Plaintiff did not convince the Third District, on appeal, that there had been any abuse of discretion by the trial court below.
The primary reason is the appellate court’s agreement with the assessment of the lower court that plaintiff only had achieved limited success on a peripheral claim. Although arguing that all of the requested fees and costs were related to inextricably intertwined claims, the Court of Appeal disagreed, finding apportionment between successful and unsuccessful claims was in order and was sufficiently raised in an declaration by County’s counsel filed in support of a motion to tax costs. “Hauselt’s temporary claim was not based on the facts related to Hauselt’s broader permanent taking claim.” (Slip Opn., at p. 17, citing such decisions as Greater Westchester Homeowners Assn. v. City of Los Angeles, 26 Cal.3d 86, 103-104 (1979); City of Sacramento v. Drew, 207 Cal.App.3d 1287, 1303 (1989).)

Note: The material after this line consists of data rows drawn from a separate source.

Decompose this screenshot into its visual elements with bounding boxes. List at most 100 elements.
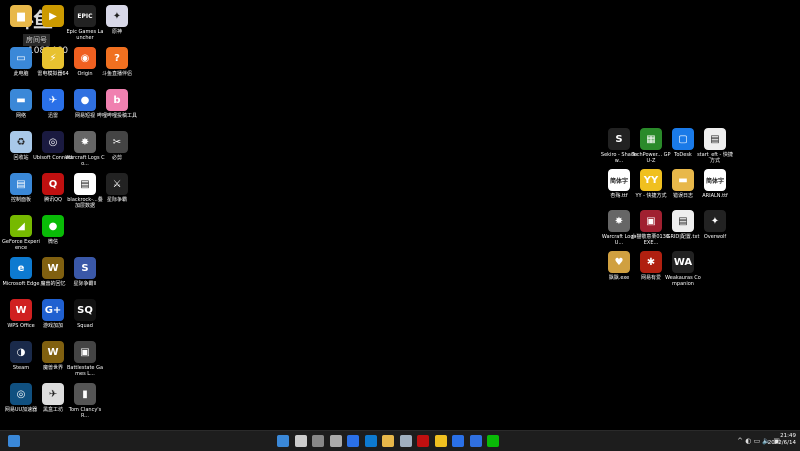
app-icon: ⚔ <box>106 173 128 195</box>
app-icon: ✸ <box>608 210 630 232</box>
taskbar-app-icon[interactable] <box>469 435 482 447</box>
desktop-icon[interactable]: ▦ TechPower... GPU-Z <box>631 128 671 164</box>
icon-glyph: ▶ <box>49 10 57 22</box>
app-icon: ◎ <box>10 383 32 405</box>
icon-label: 必剪 <box>111 155 122 161</box>
icon-glyph: ♥ <box>614 256 624 268</box>
icon-glyph: ◎ <box>48 136 58 148</box>
app-icon: ♻ <box>10 131 32 153</box>
app-icon: b <box>106 89 128 111</box>
icon-label: 星际争霸 <box>106 197 127 203</box>
app-icon: ▭ <box>10 47 32 69</box>
desktop-icon[interactable]: ✦ 原神 <box>101 5 133 35</box>
desktop-icon[interactable]: ⚔ 星际争霸 <box>101 173 133 203</box>
app-icon: ▆ <box>10 5 32 27</box>
app-icon: ▤ <box>704 128 726 150</box>
app-icon: ▦ <box>640 128 662 150</box>
desktop-icon[interactable]: ? 斗鱼直播伴侣 <box>101 47 133 77</box>
desktop-icon[interactable]: ▮ Tom Clancy's R... <box>69 383 101 419</box>
taskbar-clock[interactable]: 21:49 2022/6/14 <box>768 433 796 447</box>
desktop: 斗鱼 房间号 1082460 ▆▶EPICEpic Games Launcher… <box>0 0 800 430</box>
app-icon: W <box>42 341 64 363</box>
taskbar-app-icon[interactable] <box>417 435 429 447</box>
desktop-icon[interactable]: ▣ 小猫敬意栗0130.EXE... <box>631 210 671 246</box>
desktop-icon[interactable]: ✂ 必剪 <box>101 131 133 161</box>
desktop-icon[interactable]: 简体字 ARIALN.ttf <box>699 169 731 199</box>
desktop-icon[interactable]: S 星际争霸II <box>69 257 101 287</box>
desktop-icon[interactable]: ✦ Overwolf <box>699 210 731 240</box>
app-icon: ▤ <box>10 173 32 195</box>
app-icon: 简体字 <box>704 169 726 191</box>
icon-glyph: YY <box>643 174 659 186</box>
desktop-icon[interactable]: ▆ <box>5 5 37 29</box>
icon-glyph: ▤ <box>710 133 720 145</box>
icon-label: ARIALN.ttf <box>702 193 728 199</box>
icon-glyph: ▣ <box>80 346 90 358</box>
desktop-icon[interactable]: ✸ Warcraft Logs Co... <box>65 131 105 167</box>
icon-glyph: ▤ <box>16 178 26 190</box>
taskbar-app-icon[interactable] <box>277 435 289 447</box>
app-icon: e <box>10 257 32 279</box>
icon-glyph: ✸ <box>614 215 624 227</box>
app-icon: ✂ <box>106 131 128 153</box>
icon-glyph: Q <box>48 178 58 190</box>
desktop-icon[interactable]: ▶ <box>37 5 69 29</box>
desktop-icon[interactable]: ● 微信 <box>37 215 69 245</box>
icon-glyph: W <box>47 346 59 358</box>
icon-glyph: 简体字 <box>705 177 724 185</box>
app-icon: SQ <box>74 299 96 321</box>
taskbar-app-icon[interactable] <box>329 435 342 447</box>
app-icon: W <box>10 299 32 321</box>
app-icon: ✦ <box>106 5 128 27</box>
icon-label: 原神 <box>111 29 122 35</box>
clock-date: 2022/6/14 <box>767 440 796 446</box>
desktop-icon[interactable]: b 哔哩哔哩投稿工具 <box>97 89 137 119</box>
icon-glyph: S <box>615 133 623 145</box>
desktop-icon[interactable]: ▣ Battlestate Games L... <box>67 341 103 377</box>
desktop-icon[interactable]: ▤ blackrock-...叠加层数据 <box>67 173 103 209</box>
icon-label: 星际争霸II <box>73 281 97 287</box>
app-icon: ▮ <box>74 383 96 405</box>
icon-glyph: 简体字 <box>609 177 628 185</box>
icon-label: start_eft - 快捷方式 <box>697 152 733 164</box>
app-icon: ◑ <box>10 341 32 363</box>
clock-time: 21:49 <box>780 433 796 439</box>
desktop-icon[interactable]: SQ Squad <box>69 299 101 329</box>
taskbar-app-icon[interactable] <box>382 435 394 447</box>
taskbar-app-icon[interactable] <box>312 435 324 447</box>
app-icon: ✦ <box>704 210 726 232</box>
icon-glyph: ● <box>48 220 58 232</box>
app-icon: ? <box>106 47 128 69</box>
icon-label: Weakauras Companion <box>665 275 701 287</box>
icon-glyph: ▬ <box>16 94 26 106</box>
icon-glyph: ⚡ <box>49 52 57 64</box>
icon-glyph: ▤ <box>80 178 90 190</box>
app-icon: ✈ <box>42 383 64 405</box>
desktop-icon[interactable]: ◢ GeForce Experience <box>2 215 40 251</box>
icon-glyph: W <box>47 262 59 274</box>
icon-glyph: ▬ <box>678 174 688 186</box>
icon-label: 哔哩哔哩投稿工具 <box>97 113 138 119</box>
icon-glyph: b <box>113 94 121 106</box>
taskbar-app-icon[interactable] <box>347 435 359 447</box>
taskbar-app-icon[interactable] <box>364 435 377 447</box>
start-icon[interactable] <box>8 435 20 447</box>
desktop-icon[interactable]: ▤ start_eft - 快捷方式 <box>697 128 733 164</box>
taskbar-app-icon[interactable] <box>452 435 464 447</box>
taskbar-app-icon[interactable] <box>294 435 307 447</box>
taskbar-app-icon[interactable] <box>487 435 499 447</box>
app-icon: EPIC <box>74 5 96 27</box>
desktop-icon[interactable]: EPIC Epic Games Launcher <box>67 5 104 41</box>
icon-glyph: ▆ <box>17 10 25 22</box>
icon-glyph: ♻ <box>16 136 26 148</box>
icon-glyph: ◉ <box>80 52 90 64</box>
icon-glyph: ◢ <box>17 220 25 232</box>
taskbar: ^ ◐ ▭ 🔈 ▣ 21:49 2022/6/14 <box>0 430 800 451</box>
taskbar-app-icon[interactable] <box>399 435 412 447</box>
app-icon: S <box>74 257 96 279</box>
icon-glyph: ? <box>114 52 120 64</box>
app-icon: ♥ <box>608 251 630 273</box>
taskbar-app-icon[interactable] <box>434 435 447 447</box>
desktop-icon[interactable]: WA Weakauras Companion <box>665 251 701 287</box>
app-icon: ✈ <box>42 89 64 111</box>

The appellate court also affirmed the trial court’s refusal to reimburse certain travel expenses and most expert witness fees. However, for those of you confronting the decision in Ferrell v. County of San Diego, 90 Cal.App.4th 537, 543-544 (2001), there may be seeds of a suggestion in dicta in Hauselt (albeit unpublished) for a departure in thinking from the result reached in Ferrell. Ferrell concluded section 1036 does not allow a costs award broader than costs recoverable under Code of Civil Procedure section 1033.5. The Hauselt panel did cite to commentary suggesting Ferrell was wrongly decided (2 Matteoni & Veit, Condemnation Practice in California (Cont.Ed.Bar 3d ed. 2008) sec. 17.14, pp. 959-960) but refused to decide its correctness or whether a trial court also has discretion under section 1036 to award experts fees and other costs that are “reasonable” or “reasonably necessary” (also allowed under section 1033.5(c)(2)). Hauselt decided that the lower court determined that the travel and expert fees were not reasonable in nature, such that the determination below had to be affirmed. However, some ground was laid for practitioners to claim that Ferrell was wrongly decided.